Chris Wilson’s article in Slate last Friday argues that social media like Digg and Wikipedia aren’t really “democratic”.
Phil Bradley sums up the article really nicely:
1% of Wikipedia users are responsible for about half of the sites edits.
In 2007 the top 100 diggers submitted 44% of the sites top stories, and in 2006 it was 56%.
The point really is that it’s not the wisdom of the crowds, it’s a gentle dictatorship of the chaperones.
“At both Digg and Wikipedia,” the article says, “small groups of users have outsized authority.”
Well…yeah. Y’know why?
Digg and Wikipedia’s elite users aren’t chosen by a corporate board of directors or by divine right. They’re the people who participate the most.
Right. Those who are most active in the process develop over time a hugely disproportionate influence. How exactly does that differ from democracy in the United States?
But it’s the next bit that really bugs me:
Despite the fairy tales about the participatory culture of Web 2.0, direct democracy isn’t feasible at the scale on which these sites operate. Still, it’s curious to note that these sites seem to have the hierarchical structure of the old-guard institutions they’ve sought to supplant.

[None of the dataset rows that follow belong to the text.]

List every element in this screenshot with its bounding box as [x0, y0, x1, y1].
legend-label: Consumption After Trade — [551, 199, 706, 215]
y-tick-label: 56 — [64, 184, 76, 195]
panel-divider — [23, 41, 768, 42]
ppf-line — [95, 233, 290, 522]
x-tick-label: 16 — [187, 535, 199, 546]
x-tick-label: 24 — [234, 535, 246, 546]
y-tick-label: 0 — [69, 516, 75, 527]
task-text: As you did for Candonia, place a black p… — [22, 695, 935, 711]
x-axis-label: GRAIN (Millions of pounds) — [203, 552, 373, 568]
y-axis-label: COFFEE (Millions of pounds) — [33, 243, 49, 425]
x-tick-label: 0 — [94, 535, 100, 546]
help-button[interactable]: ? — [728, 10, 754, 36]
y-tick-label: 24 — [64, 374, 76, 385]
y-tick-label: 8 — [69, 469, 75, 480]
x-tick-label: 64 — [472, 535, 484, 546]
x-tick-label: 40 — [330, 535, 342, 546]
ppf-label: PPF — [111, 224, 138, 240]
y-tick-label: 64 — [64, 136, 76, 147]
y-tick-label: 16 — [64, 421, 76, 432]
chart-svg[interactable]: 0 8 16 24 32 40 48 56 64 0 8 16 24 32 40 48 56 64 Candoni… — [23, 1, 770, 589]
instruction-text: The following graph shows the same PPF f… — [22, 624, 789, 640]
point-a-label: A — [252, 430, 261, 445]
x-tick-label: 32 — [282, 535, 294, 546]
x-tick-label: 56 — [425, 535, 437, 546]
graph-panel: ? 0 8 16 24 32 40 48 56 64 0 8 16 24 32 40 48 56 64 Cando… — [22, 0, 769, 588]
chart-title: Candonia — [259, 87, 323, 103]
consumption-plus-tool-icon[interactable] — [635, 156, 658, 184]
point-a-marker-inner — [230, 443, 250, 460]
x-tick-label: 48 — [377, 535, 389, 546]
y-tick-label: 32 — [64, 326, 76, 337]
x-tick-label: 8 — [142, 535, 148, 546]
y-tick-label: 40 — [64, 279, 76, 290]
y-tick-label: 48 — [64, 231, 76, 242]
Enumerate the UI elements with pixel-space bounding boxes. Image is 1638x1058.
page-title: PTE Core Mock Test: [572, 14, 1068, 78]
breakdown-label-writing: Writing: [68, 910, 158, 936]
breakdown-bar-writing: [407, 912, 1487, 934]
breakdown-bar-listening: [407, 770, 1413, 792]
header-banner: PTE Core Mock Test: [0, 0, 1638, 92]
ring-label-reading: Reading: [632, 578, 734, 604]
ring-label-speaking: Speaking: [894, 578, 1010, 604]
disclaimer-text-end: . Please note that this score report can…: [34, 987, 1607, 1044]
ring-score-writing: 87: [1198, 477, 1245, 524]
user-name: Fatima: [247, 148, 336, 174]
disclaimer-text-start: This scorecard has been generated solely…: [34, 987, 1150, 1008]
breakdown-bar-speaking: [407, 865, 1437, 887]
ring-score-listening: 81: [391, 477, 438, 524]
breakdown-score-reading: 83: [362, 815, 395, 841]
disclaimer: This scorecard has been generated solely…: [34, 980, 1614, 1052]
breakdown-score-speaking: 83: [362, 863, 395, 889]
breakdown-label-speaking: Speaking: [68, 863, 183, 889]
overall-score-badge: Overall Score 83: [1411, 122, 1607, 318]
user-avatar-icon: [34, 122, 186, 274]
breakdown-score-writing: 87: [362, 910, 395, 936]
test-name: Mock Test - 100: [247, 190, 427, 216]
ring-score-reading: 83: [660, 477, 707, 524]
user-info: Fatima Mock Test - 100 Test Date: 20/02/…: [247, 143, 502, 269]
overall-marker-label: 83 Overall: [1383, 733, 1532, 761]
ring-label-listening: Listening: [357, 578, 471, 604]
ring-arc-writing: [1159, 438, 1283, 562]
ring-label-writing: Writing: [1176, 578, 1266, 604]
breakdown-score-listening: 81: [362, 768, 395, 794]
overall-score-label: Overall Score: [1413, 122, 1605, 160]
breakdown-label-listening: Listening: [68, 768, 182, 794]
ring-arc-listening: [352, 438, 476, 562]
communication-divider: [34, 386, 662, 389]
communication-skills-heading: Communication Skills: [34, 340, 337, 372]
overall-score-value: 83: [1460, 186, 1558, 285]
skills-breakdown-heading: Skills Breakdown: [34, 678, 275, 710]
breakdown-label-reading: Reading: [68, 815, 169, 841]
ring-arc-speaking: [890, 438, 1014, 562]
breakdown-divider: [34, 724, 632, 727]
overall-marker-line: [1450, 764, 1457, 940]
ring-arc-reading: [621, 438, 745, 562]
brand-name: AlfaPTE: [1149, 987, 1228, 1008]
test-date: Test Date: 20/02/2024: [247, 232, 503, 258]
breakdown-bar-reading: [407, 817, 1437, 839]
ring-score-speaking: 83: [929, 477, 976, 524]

First, direct democracy is absolutely feasible at the scale on which these sites operate. In fact, I believe direct democracy that is (more or less) as democratic as the process by which we elect American presidents is happening on these sites. Just as in life and politics, those who posses the necessary desire and resources cultivate a disproportionate influence.
I don’t think it is that these sites have built a hierarchical structure into their source code- it is that human behavior is still human behavior whether it takes places in presidential primaries or on Digg. That behavior forms a hierarchy.
The United States isn’t a populist utopia, and no social site ever will be either. Why? Because they’re run by fallible people operating from positions of widely varying resources who care in greatly varying degrees.
Anyone with the requisite smarts and time to invest has the opportunity to become influential on these sites- and that’s what makes these sites democratic.